Since 2016, we have been running the “Improvement of climate resilience and food security of the rural municipalities of Soucoucoutane and Dogonkiria (PARC-SASD)” project, financed by the European Union, to help people coping with drought, one of the many dramatic consequences of climate change.
Half-moon basins are dug with pickaxe and shovels to form a half-circle that is about 3 m, where ground and manure are mixed. These basins collect rainwater that would not be absorbed by the ground otherwise, due to the surface runoff caused by reduced water holding capacity of the soil. This method allows the crops to resist.
“This technique is suitable for any type of cultivation”, explains COOPI project leader in Dosso, Giacomo Fassi. "We have built half-moons to plant trees, preferably not young, to prevent them from perishing during the dry season, and herbaceous plants for grazing. Local farmers have also adopted this system, using it to grow millet and sorghum.”
Half-moon basins are an important system to prevent desertification, recover desert lands and preserve crops. However, half-moons must be rebuilt with every new crop, to last in the medium-long run. One person is able to build about 40 half-moon per day.

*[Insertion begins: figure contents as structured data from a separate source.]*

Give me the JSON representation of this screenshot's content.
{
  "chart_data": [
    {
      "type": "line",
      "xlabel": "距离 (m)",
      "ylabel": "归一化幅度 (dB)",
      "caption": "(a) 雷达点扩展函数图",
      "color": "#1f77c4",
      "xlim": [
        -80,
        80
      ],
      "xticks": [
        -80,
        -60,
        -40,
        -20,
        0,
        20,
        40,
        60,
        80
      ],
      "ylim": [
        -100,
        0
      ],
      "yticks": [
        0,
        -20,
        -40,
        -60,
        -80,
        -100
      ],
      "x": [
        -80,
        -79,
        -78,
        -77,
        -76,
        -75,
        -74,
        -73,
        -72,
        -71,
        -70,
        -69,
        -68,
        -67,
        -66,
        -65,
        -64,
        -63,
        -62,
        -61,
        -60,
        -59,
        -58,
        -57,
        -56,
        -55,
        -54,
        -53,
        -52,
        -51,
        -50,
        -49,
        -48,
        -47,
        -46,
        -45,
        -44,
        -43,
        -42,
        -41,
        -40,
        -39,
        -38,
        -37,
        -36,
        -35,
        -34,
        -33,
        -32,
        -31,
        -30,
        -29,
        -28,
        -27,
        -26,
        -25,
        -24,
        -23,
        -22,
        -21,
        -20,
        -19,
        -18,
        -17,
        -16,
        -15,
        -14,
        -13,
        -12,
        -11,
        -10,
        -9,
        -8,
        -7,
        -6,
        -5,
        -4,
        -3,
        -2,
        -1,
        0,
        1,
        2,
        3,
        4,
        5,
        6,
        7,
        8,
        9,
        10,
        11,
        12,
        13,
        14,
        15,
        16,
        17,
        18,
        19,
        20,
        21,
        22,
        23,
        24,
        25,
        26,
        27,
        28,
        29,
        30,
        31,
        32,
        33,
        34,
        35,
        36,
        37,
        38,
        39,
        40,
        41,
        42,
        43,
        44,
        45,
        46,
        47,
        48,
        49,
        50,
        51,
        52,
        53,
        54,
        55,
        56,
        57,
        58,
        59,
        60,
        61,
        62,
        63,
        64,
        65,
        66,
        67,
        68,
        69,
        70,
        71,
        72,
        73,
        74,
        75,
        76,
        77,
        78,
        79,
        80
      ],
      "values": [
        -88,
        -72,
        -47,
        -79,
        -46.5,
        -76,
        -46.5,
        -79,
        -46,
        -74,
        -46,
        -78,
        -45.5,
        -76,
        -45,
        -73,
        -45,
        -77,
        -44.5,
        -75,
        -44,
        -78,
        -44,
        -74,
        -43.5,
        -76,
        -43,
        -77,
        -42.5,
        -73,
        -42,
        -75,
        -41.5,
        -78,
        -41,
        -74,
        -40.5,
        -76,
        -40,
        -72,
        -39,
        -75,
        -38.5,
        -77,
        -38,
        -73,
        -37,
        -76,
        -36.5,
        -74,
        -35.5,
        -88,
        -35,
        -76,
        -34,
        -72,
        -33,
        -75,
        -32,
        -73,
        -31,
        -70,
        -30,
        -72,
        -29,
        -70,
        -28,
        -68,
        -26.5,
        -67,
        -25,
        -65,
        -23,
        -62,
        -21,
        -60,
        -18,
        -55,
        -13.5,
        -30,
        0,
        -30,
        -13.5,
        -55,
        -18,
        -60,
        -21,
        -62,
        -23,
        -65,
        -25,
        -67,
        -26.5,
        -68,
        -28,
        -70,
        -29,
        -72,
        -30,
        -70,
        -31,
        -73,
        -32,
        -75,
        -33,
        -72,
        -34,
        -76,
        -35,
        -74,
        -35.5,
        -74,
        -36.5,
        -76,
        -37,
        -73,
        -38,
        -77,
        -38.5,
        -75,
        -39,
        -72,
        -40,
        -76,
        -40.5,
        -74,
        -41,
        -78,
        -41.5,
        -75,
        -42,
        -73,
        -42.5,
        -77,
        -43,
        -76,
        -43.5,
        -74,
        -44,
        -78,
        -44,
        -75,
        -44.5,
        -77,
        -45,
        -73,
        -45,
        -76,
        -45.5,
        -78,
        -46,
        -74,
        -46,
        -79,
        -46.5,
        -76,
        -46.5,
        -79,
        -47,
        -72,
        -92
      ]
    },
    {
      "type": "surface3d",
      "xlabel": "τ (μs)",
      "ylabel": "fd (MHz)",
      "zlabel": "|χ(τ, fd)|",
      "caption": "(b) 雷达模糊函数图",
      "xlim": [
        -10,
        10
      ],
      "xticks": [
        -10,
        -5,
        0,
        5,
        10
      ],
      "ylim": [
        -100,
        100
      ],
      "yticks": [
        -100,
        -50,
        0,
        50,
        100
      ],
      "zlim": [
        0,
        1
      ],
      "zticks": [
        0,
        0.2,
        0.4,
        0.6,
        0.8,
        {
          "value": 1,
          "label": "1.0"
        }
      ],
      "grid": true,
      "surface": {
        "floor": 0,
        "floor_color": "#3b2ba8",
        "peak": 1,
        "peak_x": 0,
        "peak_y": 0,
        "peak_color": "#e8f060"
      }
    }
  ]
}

The system was developed in the mid-1990s to fight against drought in the Sahel, a zone of transition in Africa between the Sahara to the north and the Sudanian Savanna to the south. In those years, an experimental farm of about 100 hectares was built by the Japanese company JGRC, in the village of Magou, south of Niamey. That is when the half-moon basins were introduced.
COOPI has been operating in Niger since 2012. Our projects have always been focused on our expertise in food security, education in emergency and mental health. Now we are also focusing on another crucial sector, the disaster risk reduction.